Getting started with research data
In this article
What data should I manage?
Data can be qualitative (e.g., text interviews, images and videos, audio recordings) or quantitative (e.g., tabular data, structured databases). Are there any ethical aspects (including personal data) or intellectual property rights issues with your data that you need to address?
As part of your Research Data Management (RDM) you should manage any data and code, as well as documentation about them, that are created or used as part of a research project. This might include:
- Quantitative and qualitative data
- Raw or processed data
- Laboratory or research notebooks
- Code or software used to run data analyses
- Data workflows or pipelines
- Metadata (documentation describing the data)
What should I document about my research data?
What is the sufficient information needed for others to be able to use your data, understand or replicate your work? The answer to that and your type of data determines the need to document some or all of the items below.
Research Project Documentation
- Rationale and context for data collection
- Data collection methods
- Structure and organisation of data files
- Data sources used
- Strategies for data validation and quality assurance
- Analytical steps and pipelines (if any) used to process data
- Information on data confidentiality, access and use conditions (sensitive data, such as personal data)

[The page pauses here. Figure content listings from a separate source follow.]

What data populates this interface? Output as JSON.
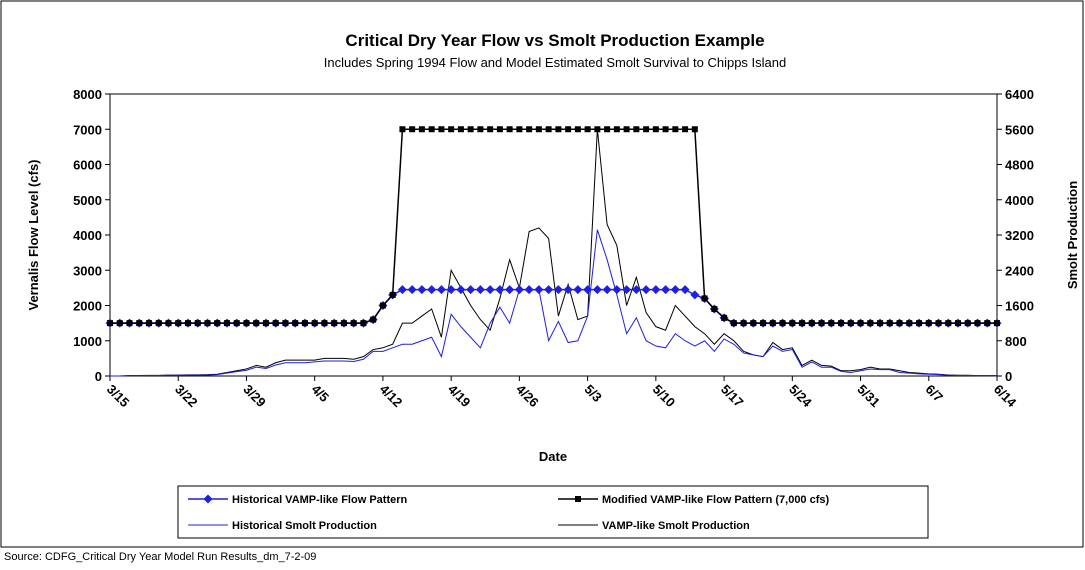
{
  "chart_data": {
    "type": "line",
    "title": "Critical Dry Year Flow vs Smolt Production Example",
    "subtitle": "Includes Spring 1994 Flow and Model Estimated Smolt Survival to Chipps Island",
    "x_label": "Date",
    "y_label": "Vernalis Flow Level (cfs)",
    "y2_label": "Smolt Production",
    "source": "Source: CDFG_Critical Dry Year Model Run Results_dm_7-2-09",
    "legend": "bottom",
    "categories": [
      "3/15",
      null,
      null,
      null,
      null,
      null,
      null,
      "3/22",
      null,
      null,
      null,
      null,
      null,
      null,
      "3/29",
      null,
      null,
      null,
      null,
      null,
      null,
      "4/5",
      null,
      null,
      null,
      null,
      null,
      null,
      "4/12",
      null,
      null,
      null,
      null,
      null,
      null,
      "4/19",
      null,
      null,
      null,
      null,
      null,
      null,
      "4/26",
      null,
      null,
      null,
      null,
      null,
      null,
      "5/3",
      null,
      null,
      null,
      null,
      null,
      null,
      "5/10",
      null,
      null,
      null,
      null,
      null,
      null,
      "5/17",
      null,
      null,
      null,
      null,
      null,
      null,
      "5/24",
      null,
      null,
      null,
      null,
      null,
      null,
      "5/31",
      null,
      null,
      null,
      null,
      null,
      null,
      "6/7",
      null,
      null,
      null,
      null,
      null,
      null,
      "6/14"
    ],
    "ylim": [
      0,
      8000
    ],
    "yticks": [
      0,
      1000,
      2000,
      3000,
      4000,
      5000,
      6000,
      7000,
      8000
    ],
    "y2lim": [
      0,
      6400
    ],
    "y2ticks": [
      0,
      800,
      1600,
      2400,
      3200,
      4000,
      4800,
      5600,
      6400
    ],
    "series": [
      {
        "name": "Historical VAMP-like Flow Pattern",
        "color": "#1f1fe0",
        "marker": "diamond",
        "axis": "y",
        "values": [
          1500,
          1500,
          1500,
          1500,
          1500,
          1500,
          1500,
          1500,
          1500,
          1500,
          1500,
          1500,
          1500,
          1500,
          1500,
          1500,
          1500,
          1500,
          1500,
          1500,
          1500,
          1500,
          1500,
          1500,
          1500,
          1500,
          1500,
          1600,
          2000,
          2300,
          2450,
          2450,
          2450,
          2450,
          2450,
          2450,
          2450,
          2450,
          2450,
          2450,
          2450,
          2450,
          2450,
          2450,
          2450,
          2450,
          2450,
          2450,
          2450,
          2450,
          2450,
          2450,
          2450,
          2450,
          2450,
          2450,
          2450,
          2450,
          2450,
          2450,
          2300,
          2200,
          1900,
          1650,
          1500,
          1500,
          1500,
          1500,
          1500,
          1500,
          1500,
          1500,
          1500,
          1500,
          1500,
          1500,
          1500,
          1500,
          1500,
          1500,
          1500,
          1500,
          1500,
          1500,
          1500,
          1500,
          1500,
          1500,
          1500,
          1500,
          1500,
          1500
        ]
      },
      {
        "name": "Modified VAMP-like Flow Pattern (7,000 cfs)",
        "color": "#000000",
        "marker": "square",
        "axis": "y",
        "values": [
          1500,
          1500,
          1500,
          1500,
          1500,
          1500,
          1500,
          1500,
          1500,
          1500,
          1500,
          1500,
          1500,
          1500,
          1500,
          1500,
          1500,
          1500,
          1500,
          1500,
          1500,
          1500,
          1500,
          1500,
          1500,
          1500,
          1500,
          1600,
          2000,
          2300,
          7000,
          7000,
          7000,
          7000,
          7000,
          7000,
          7000,
          7000,
          7000,
          7000,
          7000,
          7000,
          7000,
          7000,
          7000,
          7000,
          7000,
          7000,
          7000,
          7000,
          7000,
          7000,
          7000,
          7000,
          7000,
          7000,
          7000,
          7000,
          7000,
          7000,
          7000,
          2200,
          1900,
          1650,
          1500,
          1500,
          1500,
          1500,
          1500,
          1500,
          1500,
          1500,
          1500,
          1500,
          1500,
          1500,
          1500,
          1500,
          1500,
          1500,
          1500,
          1500,
          1500,
          1500,
          1500,
          1500,
          1500,
          1500,
          1500,
          1500,
          1500,
          1500
        ]
      },
      {
        "name": "Historical Smolt Production",
        "color": "#1f1fe0",
        "axis": "y2",
        "values": [
          0,
          0,
          8,
          8,
          12,
          12,
          16,
          16,
          20,
          20,
          24,
          32,
          64,
          100,
          130,
          200,
          170,
          250,
          300,
          300,
          300,
          320,
          340,
          340,
          340,
          330,
          380,
          560,
          560,
          640,
          720,
          720,
          800,
          880,
          440,
          1400,
          1120,
          880,
          640,
          1200,
          1560,
          1200,
          1960,
          1960,
          1960,
          800,
          1240,
          760,
          800,
          1360,
          3320,
          2640,
          1840,
          960,
          1320,
          800,
          680,
          640,
          960,
          800,
          680,
          800,
          560,
          840,
          720,
          520,
          480,
          440,
          680,
          560,
          600,
          200,
          320,
          200,
          200,
          104,
          80,
          120,
          160,
          144,
          144,
          80,
          64,
          48,
          40,
          32,
          20,
          12,
          12,
          8,
          8,
          4
        ]
      },
      {
        "name": "VAMP-like Smolt Production",
        "color": "#000000",
        "axis": "y2",
        "values": [
          0,
          0,
          10,
          10,
          15,
          15,
          20,
          20,
          25,
          25,
          30,
          40,
          80,
          120,
          160,
          240,
          200,
          300,
          360,
          360,
          360,
          360,
          400,
          400,
          400,
          380,
          440,
          600,
          640,
          720,
          1200,
          1200,
          1360,
          1520,
          880,
          2400,
          2000,
          1600,
          1280,
          1040,
          1760,
          2640,
          2000,
          3280,
          3360,
          3120,
          1360,
          2080,
          1280,
          1360,
          5600,
          3440,
          2960,
          1600,
          2240,
          1440,
          1120,
          1040,
          1600,
          1360,
          1120,
          960,
          720,
          960,
          800,
          560,
          480,
          440,
          760,
          600,
          640,
          240,
          360,
          240,
          224,
          120,
          120,
          144,
          200,
          160,
          160,
          120,
          80,
          64,
          48,
          40,
          24,
          16,
          16,
          8,
          8,
          8
        ]
      }
    ]
  }
}
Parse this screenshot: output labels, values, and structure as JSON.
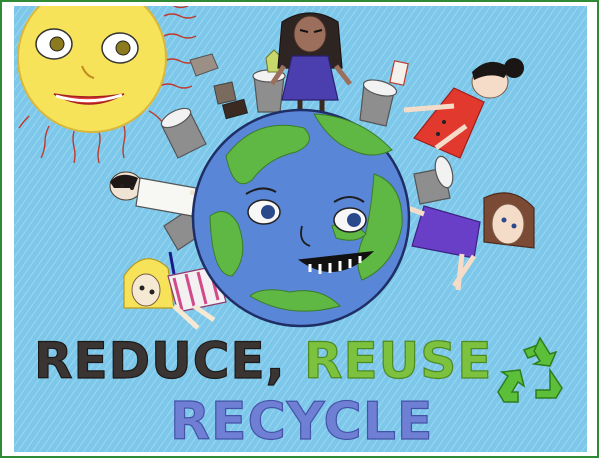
{
  "slogan": {
    "word1": "REDUCE,",
    "word2": "REUSE",
    "word3": "RECYCLE"
  },
  "colors": {
    "border": "#2f8a35",
    "sky": "#7cc7ea",
    "sun": "#f6e35a",
    "ocean": "#5a86d8",
    "land": "#5fb844",
    "reduce": "#3a3533",
    "reuse": "#7cc23f",
    "recycle": "#6f7fd3",
    "recycle_symbol": "#5cbf3a"
  },
  "icons": [
    "sun-icon",
    "earth-icon",
    "recycle-symbol-icon",
    "trash-bin-icon"
  ]
}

- Variable names and descriptions (for quantitative data)
- Explanation of codes and classification schemes used
- Algorithms used to transform data (including code)
- File format (including version) for any software used
Read more about the importance of Research data management for both institutions and researchers.
Perrier L, Blondal E, Ayala AP, Dearborn D, Kenny T, et al. (2017) Research data management in academic institutions: A scoping review. PLOS ONE 12(5): e0178261. https://doi.org/10.1371/journal.pone.0178261
Depending on the type of data, for instance personal data or other sensitive data, you might need to rethink how you plan to manage and store your data.
There are a couple of documents dedicated to the handling ( Riktlinjer för hantering av information) and classification (Rutinbeskrivning för informationsklassning) of information at Halmstad University. There is also a page, Guidelines for processing information, on the staff web where you can read more about handling of personal data as well as a guide to help you identify a correct storage solution for your needs.
At Halmstad University Sunet Drive is used as a dedicated storage solution for research data, that meet the needs required for storage of all types of research data. Find out more here.
If you are not used to the procedure of classifying your data, or have other questions regarding data security, please contact the Data Protection Unit at Halmstad University (email@example.com).
It will be easier to find and to keep track of data files, even after a long time, if the file names are sensible and the folder structures are well-organised. Delete data and files that are not needed and will not to be archived. Separate work in progress or drafts from completed work. Make sure you backup your original data.
Think carefully how best to structure files in folders, in order to make it easy to locate and organise files and versions. When working in collaboration with others, the need for an orderly structure is even more important.
If your workplace already have established ways to structure folders, use the same method.
Consider the best hierarchy for files, deciding whether a deep or shallow hierarchy is preferable. But use a hierarchical structure!
Example folder structure
In the example to the right, data and documentation files are held in separate folders. Data files are further organised according to data type and then according to research activity. Documentation files are organised also according to type of documentation file and research activity.
A file name should be seen as a principal identifier for a file. Therefore good file naming conventions can give clues to the content, status and version of a file. It can uniquely identify a file and help in classifying and sorting files. File names that reflect the file content also facilitate searching and discovering files. In collaborative research, it is vital to keep track of changes and edits to files via the file name. File names should be independent of the location of the file on a computer.
There are software available that can help in naming of files. Bulk renaming of files can be done with the Bulk Rename Utility in Windows, or with software such as Ant Renamer, Rename-IT or Renamer (MacOS).
Best practice is to:
- create sensible, meaningful but brief names
- use file names to classify types of files
- avoid using spaces, dots and special characters (& or ? or !)
- use hyphens (-) or underscores (_) to separate elements in a file name
- avoid very long file names
- include versioning within file names where appropriate, e.g. _v1, _v2
Even though computers add basic information and properties to a file, such as file type, date and time of creation and modification, this is not reliable data management. This type of metadata should instead be added to the file name.
This article largely builds upon information from the UK Data Service.